Charter Schools and the Special Education Cooperative Model
This 2011 National Charter School Resource Center newsletter focuses on an American Institutes for Research study of the special education cooperative model, drawing on the experience, methods, and operating context of eight cooperatives. Included are descriptions of cooperatives, research references, and resources to further understand the issues and consider the value of implementing or adapting the model.

Additional Federal Attention Needed to Help Protect Access for Students With Disabilities
This June 2012 report from Government Accountability Office focuses on the extent to which charter schools enroll students with disabilities. The report states that charter schools enroll a "lower percentage of students with disabilities than traditional public schools, but little is known about the factors contributing to the differences." The report covers charter schools' outreach to students with disabilities and the services they provide, as well as the roles of the U.S. Department of Education and state education agencies, as well as those of others with oversight responsibilities. The report includes comparisons between charter and district school enrollments by disability type and summarizes factors that may influence enrollments of these students in charter schools. The research included visits to 13 charter schools and three states.

Special Education (Minnesota State Evaluation Report)
This March 2013 report from the Minnesota Office of the Legislative Auditor evaluates special education delivery in the state. The proportion of public school students receiving special education has increased from 11.9 percent in 2000 to 13.6 percent in 2011, with school district spending of state special education funds increasing 22 percent to $1.1 billion during the same period. The report includes information about special education cooperatives, the role of charter schools, funding trends, and compliance.

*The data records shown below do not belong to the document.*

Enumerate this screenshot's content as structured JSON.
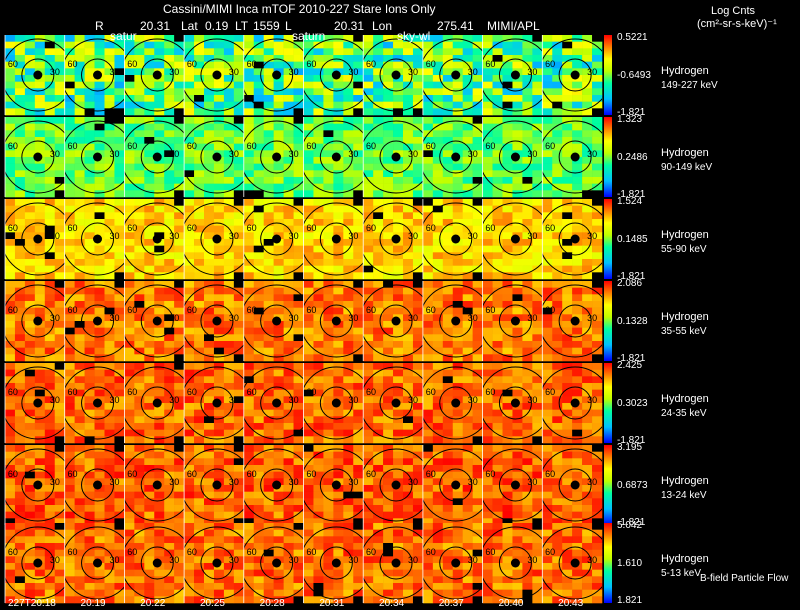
{
  "header": {
    "title": "Cassini/MIMI Inca mTOF  2010-227   Stare    Ions Only",
    "r_label": "R",
    "r_value": "20.31",
    "lat_label": "Lat",
    "lat_value": "0.19",
    "lt_label": "LT",
    "lt_value": "1559",
    "l_label": "L",
    "l_value": "20.31",
    "lon_label": "Lon",
    "lon_value": "275.41",
    "institution": "MIMI/APL",
    "overlay_left": "satur",
    "overlay_mid": "saturn",
    "overlay_right": "sky-wl"
  },
  "colorbar_title": {
    "line1": "Log Cnts",
    "line2": "(cm²-sr-s-keV)⁻¹"
  },
  "footer_note": "B-field Particle Flow",
  "chart_data": {
    "type": "heatmap",
    "columns": 10,
    "time_labels": [
      "227T20:18",
      "20:19",
      "20:22",
      "20:25",
      "20:28",
      "20:31",
      "20:34",
      "20:37",
      "20:40",
      "20:43"
    ],
    "contour_labels": [
      "30",
      "60",
      "90"
    ],
    "rows": [
      {
        "species": "Hydrogen",
        "energy": "149-227 keV",
        "max": "0.5221",
        "mid": "-0.6493",
        "min": "-1.821",
        "level": 0.45
      },
      {
        "species": "Hydrogen",
        "energy": "90-149 keV",
        "max": "1.323",
        "mid": "0.2486",
        "min": "-1.821",
        "level": 0.48
      },
      {
        "species": "Hydrogen",
        "energy": "55-90 keV",
        "max": "1.524",
        "mid": "0.1485",
        "min": "-1.821",
        "level": 0.74
      },
      {
        "species": "Hydrogen",
        "energy": "35-55 keV",
        "max": "2.086",
        "mid": "0.1328",
        "min": "-1.821",
        "level": 0.86
      },
      {
        "species": "Hydrogen",
        "energy": "24-35 keV",
        "max": "2.425",
        "mid": "0.3023",
        "min": "-1.821",
        "level": 0.88
      },
      {
        "species": "Hydrogen",
        "energy": "13-24 keV",
        "max": "3.195",
        "mid": "0.6873",
        "min": "-1.821",
        "level": 0.89
      },
      {
        "species": "Hydrogen",
        "energy": "5-13 keV",
        "max": "5.042",
        "mid": "1.610",
        "min": "1.821",
        "level": 0.87
      }
    ]
  }
}
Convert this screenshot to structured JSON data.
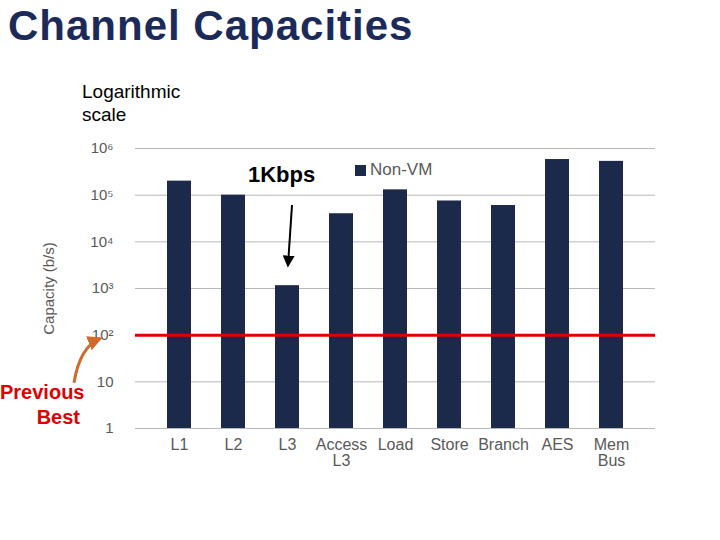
{
  "chart_data": {
    "type": "bar",
    "title": "Channel Capacities",
    "y_label": "Capacity (b/s)",
    "categories": [
      "L1",
      "L2",
      "L3",
      "Access L3",
      "Load",
      "Store",
      "Branch",
      "AES",
      "Mem Bus"
    ],
    "series": [
      {
        "name": "Non-VM",
        "color": "#1b2a4a",
        "values": [
          200000,
          100000,
          1150,
          40000,
          130000,
          75000,
          60000,
          580000,
          530000
        ]
      }
    ],
    "ylim": [
      1,
      1000000
    ],
    "yticks": [
      1,
      10,
      {
        "value": 100,
        "label": "10²"
      },
      {
        "value": 1000,
        "label": "10³"
      },
      {
        "value": 10000,
        "label": "10⁴"
      },
      {
        "value": 100000,
        "label": "10⁵"
      },
      {
        "value": 1000000,
        "label": "10⁶"
      }
    ],
    "log": "y",
    "grid": true,
    "legend": "top",
    "annotations": [
      {
        "text": "Logarithmic scale"
      },
      {
        "text": "1Kbps",
        "category": "L3"
      }
    ],
    "reference_line": {
      "value": 100,
      "label": "Previous Best",
      "color": "#e00000"
    }
  }
}
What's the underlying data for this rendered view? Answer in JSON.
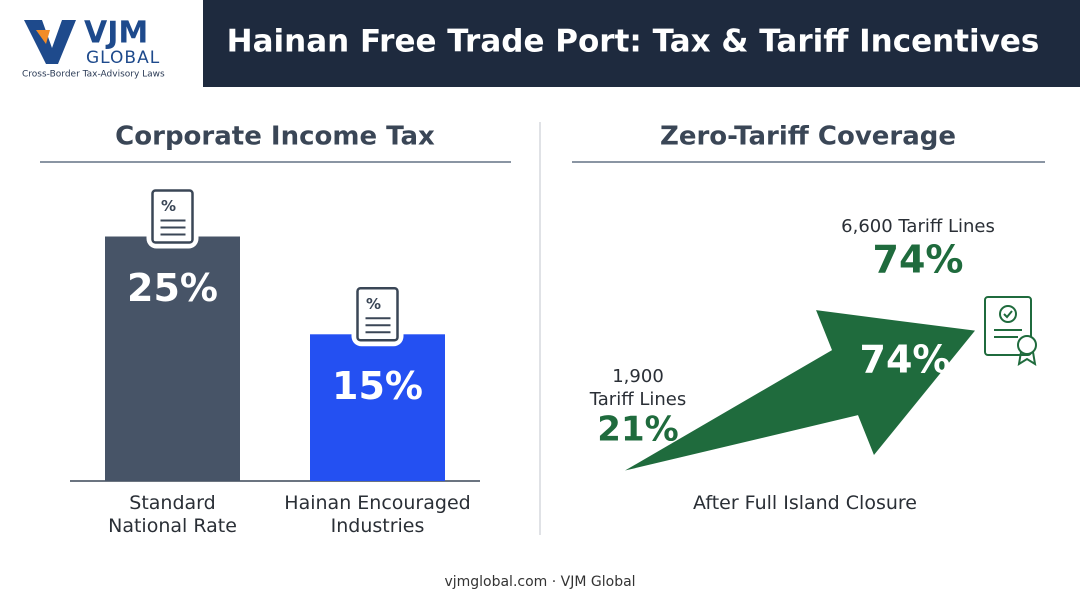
{
  "header": {
    "logo_name": "VJM",
    "logo_sub": "GLOBAL",
    "logo_tagline": "Cross-Border Tax-Advisory Laws",
    "title": "Hainan Free Trade Port: Tax & Tariff Incentives"
  },
  "chart_data": [
    {
      "type": "bar",
      "title": "Corporate Income Tax",
      "categories": [
        "Standard National Rate",
        "Hainan Encouraged Industries"
      ],
      "values": [
        25,
        15
      ],
      "value_labels": [
        "25%",
        "15%"
      ],
      "colors": [
        "#475467",
        "#2450f2"
      ]
    },
    {
      "type": "arrow",
      "title": "Zero-Tariff Coverage",
      "xlabel": "After Full Island Closure",
      "categories": [
        "1,900\nTariff Lines",
        "6,600 Tariff Lines"
      ],
      "values": [
        21,
        74
      ],
      "value_labels": [
        "21%",
        "74%"
      ],
      "color": "#1f6b3d"
    }
  ],
  "footer": "vjmglobal.com · VJM Global"
}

New York State Special Education Enrollment Analysis
This November 2012 report from the Center on Reinventing Public Education compares and analyzes enrollment of special education students in certain districts and charter schools in New York. The report provides comparisons on a variety of factors, including school type and authorizer. The report's findings include that "charter middle and high school enrollments are indistinguishable from district enrollments" of special education students, and "fewer students with disabilities enroll in charter elementary schools [than in] district-run elementary schools." The report states that enrollments involve many variables and that a "qualitative investigation into the real-life experiences of students with disabilities and their families in both charter and district-run schools" is "critical to understanding how policies and oversight practices can best promote equitable access to all public schools."

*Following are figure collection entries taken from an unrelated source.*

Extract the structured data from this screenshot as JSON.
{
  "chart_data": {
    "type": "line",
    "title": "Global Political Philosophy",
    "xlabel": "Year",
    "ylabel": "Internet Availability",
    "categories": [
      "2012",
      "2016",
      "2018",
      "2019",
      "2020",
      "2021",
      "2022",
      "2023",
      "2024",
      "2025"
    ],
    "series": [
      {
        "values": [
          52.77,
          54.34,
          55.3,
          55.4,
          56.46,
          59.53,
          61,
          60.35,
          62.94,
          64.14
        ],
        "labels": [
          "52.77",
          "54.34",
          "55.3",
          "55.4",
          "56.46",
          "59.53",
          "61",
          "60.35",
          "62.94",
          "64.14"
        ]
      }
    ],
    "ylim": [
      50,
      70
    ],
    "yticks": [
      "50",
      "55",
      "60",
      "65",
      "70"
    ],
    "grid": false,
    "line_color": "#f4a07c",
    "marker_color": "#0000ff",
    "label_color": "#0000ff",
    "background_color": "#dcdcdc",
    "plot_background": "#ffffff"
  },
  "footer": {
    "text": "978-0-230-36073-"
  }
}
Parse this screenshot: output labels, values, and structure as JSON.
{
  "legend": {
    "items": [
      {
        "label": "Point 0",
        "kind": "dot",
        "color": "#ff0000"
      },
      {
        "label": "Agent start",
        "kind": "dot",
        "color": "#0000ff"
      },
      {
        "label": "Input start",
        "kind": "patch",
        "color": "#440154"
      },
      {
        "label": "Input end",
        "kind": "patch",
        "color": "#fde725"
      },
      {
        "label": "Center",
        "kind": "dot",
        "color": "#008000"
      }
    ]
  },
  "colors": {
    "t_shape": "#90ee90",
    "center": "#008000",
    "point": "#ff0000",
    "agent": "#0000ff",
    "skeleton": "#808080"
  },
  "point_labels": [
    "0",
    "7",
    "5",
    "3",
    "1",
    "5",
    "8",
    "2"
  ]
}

U.S. Department of Education, Office of Special Education Programs' IDEA website
This website provides extensive resources related to IDEA and its implementation.

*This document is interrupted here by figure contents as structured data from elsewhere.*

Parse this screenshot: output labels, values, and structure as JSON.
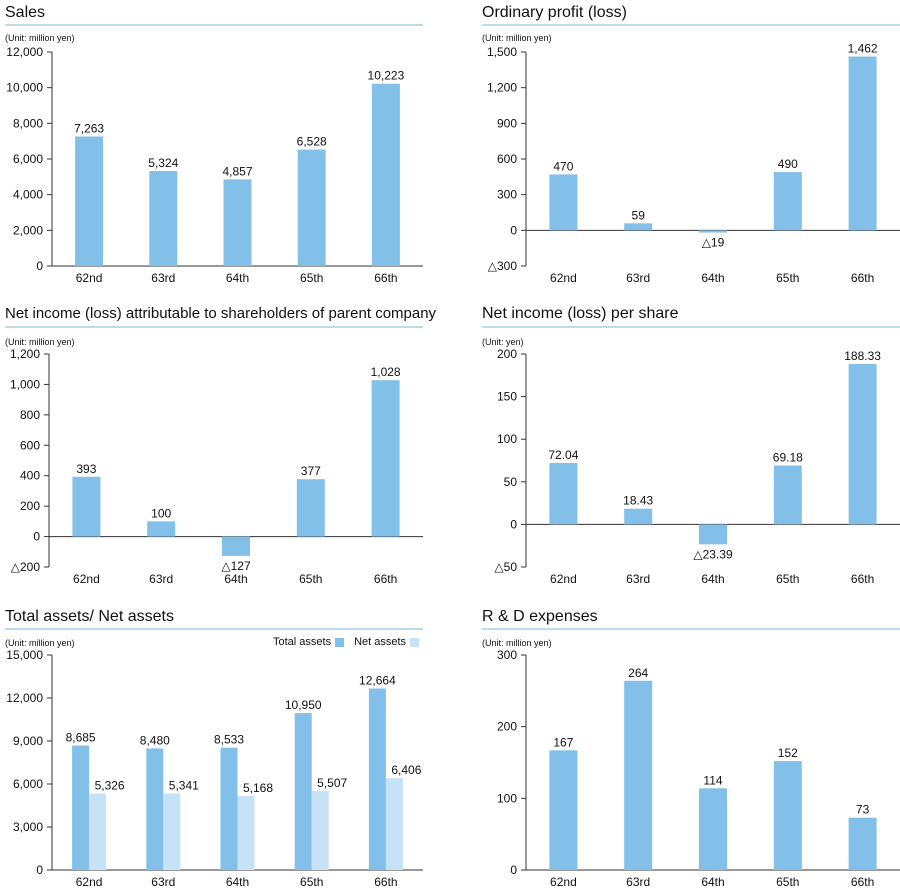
{
  "colors": {
    "primary": "#82c0ea",
    "secondary": "#c5e2f7",
    "axis": "#333333",
    "rule": "#b9dcef"
  },
  "chart_data": [
    {
      "type": "bar",
      "title": "Sales",
      "unit": "(Unit: million yen)",
      "categories": [
        "62nd",
        "63rd",
        "64th",
        "65th",
        "66th"
      ],
      "series": [
        {
          "name": "Sales",
          "values": [
            7263,
            5324,
            4857,
            6528,
            10223
          ],
          "labels": [
            "7,263",
            "5,324",
            "4,857",
            "6,528",
            "10,223"
          ]
        }
      ],
      "ylim": [
        0,
        12000
      ],
      "yticks": [
        0,
        2000,
        4000,
        6000,
        8000,
        10000,
        12000
      ],
      "ytick_labels": [
        "0",
        "2,000",
        "4,000",
        "6,000",
        "8,000",
        "10,000",
        "12,000"
      ]
    },
    {
      "type": "bar",
      "title": "Ordinary profit (loss)",
      "unit": "(Unit: million yen)",
      "categories": [
        "62nd",
        "63rd",
        "64th",
        "65th",
        "66th"
      ],
      "series": [
        {
          "name": "Ordinary profit",
          "values": [
            470,
            59,
            -19,
            490,
            1462
          ],
          "labels": [
            "470",
            "59",
            "△19",
            "490",
            "1,462"
          ]
        }
      ],
      "ylim": [
        -300,
        1500
      ],
      "yticks": [
        -300,
        0,
        300,
        600,
        900,
        1200,
        1500
      ],
      "ytick_labels": [
        "△300",
        "0",
        "300",
        "600",
        "900",
        "1,200",
        "1,500"
      ]
    },
    {
      "type": "bar",
      "title": "Net income (loss) attributable to shareholders of parent company",
      "unit": "(Unit: million yen)",
      "categories": [
        "62nd",
        "63rd",
        "64th",
        "65th",
        "66th"
      ],
      "series": [
        {
          "name": "Net income",
          "values": [
            393,
            100,
            -127,
            377,
            1028
          ],
          "labels": [
            "393",
            "100",
            "△127",
            "377",
            "1,028"
          ]
        }
      ],
      "ylim": [
        -200,
        1200
      ],
      "yticks": [
        -200,
        0,
        200,
        400,
        600,
        800,
        1000,
        1200
      ],
      "ytick_labels": [
        "△200",
        "0",
        "200",
        "400",
        "600",
        "800",
        "1,000",
        "1,200"
      ]
    },
    {
      "type": "bar",
      "title": "Net income (loss) per share",
      "unit": "(Unit: yen)",
      "categories": [
        "62nd",
        "63rd",
        "64th",
        "65th",
        "66th"
      ],
      "series": [
        {
          "name": "Net income per share",
          "values": [
            72.04,
            18.43,
            -23.39,
            69.18,
            188.33
          ],
          "labels": [
            "72.04",
            "18.43",
            "△23.39",
            "69.18",
            "188.33"
          ]
        }
      ],
      "ylim": [
        -50,
        200
      ],
      "yticks": [
        -50,
        0,
        50,
        100,
        150,
        200
      ],
      "ytick_labels": [
        "△50",
        "0",
        "50",
        "100",
        "150",
        "200"
      ]
    },
    {
      "type": "bar",
      "title": "Total assets/ Net assets",
      "unit": "(Unit: million yen)",
      "categories": [
        "62nd",
        "63rd",
        "64th",
        "65th",
        "66th"
      ],
      "series": [
        {
          "name": "Total assets",
          "values": [
            8685,
            8480,
            8533,
            10950,
            12664
          ],
          "labels": [
            "8,685",
            "8,480",
            "8,533",
            "10,950",
            "12,664"
          ]
        },
        {
          "name": "Net assets",
          "values": [
            5326,
            5341,
            5168,
            5507,
            6406
          ],
          "labels": [
            "5,326",
            "5,341",
            "5,168",
            "5,507",
            "6,406"
          ]
        }
      ],
      "legend": [
        "Total assets",
        "Net assets"
      ],
      "ylim": [
        0,
        15000
      ],
      "yticks": [
        0,
        3000,
        6000,
        9000,
        12000,
        15000
      ],
      "ytick_labels": [
        "0",
        "3,000",
        "6,000",
        "9,000",
        "12,000",
        "15,000"
      ]
    },
    {
      "type": "bar",
      "title": "R & D expenses",
      "unit": "(Unit: million yen)",
      "categories": [
        "62nd",
        "63rd",
        "64th",
        "65th",
        "66th"
      ],
      "series": [
        {
          "name": "R & D expenses",
          "values": [
            167,
            264,
            114,
            152,
            73
          ],
          "labels": [
            "167",
            "264",
            "114",
            "152",
            "73"
          ]
        }
      ],
      "ylim": [
        0,
        300
      ],
      "yticks": [
        0,
        100,
        200,
        300
      ],
      "ytick_labels": [
        "0",
        "100",
        "200",
        "300"
      ]
    }
  ]
}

This website of the U.S. Department of Justice provides a wide range of information about federal law governing people with disabilities, including information about the department's role in enforcing law providing for school access.

Protecting Students With Disabilities
This section of the website for the U.S. Department of Education's Office for Civil Rights provides answers to key questions about Section 504 of the Rehabilitation Act and the education of children with disabilities.

This website of the federal government offers comprehensive information on disability programs and services in communities nationwide, including links to resources from federal, state, and local government agencies; academic institutions; and nonprofit organizations.

National Alliance for Public Charter Schools Model Charter School Law
This section of the National Alliance for Public Charter Schools website compares its model law with the laws in each state and includes an evaluation of how clearly the law conveys responsibility for providing special education and funding for "low-incident, high-cost services."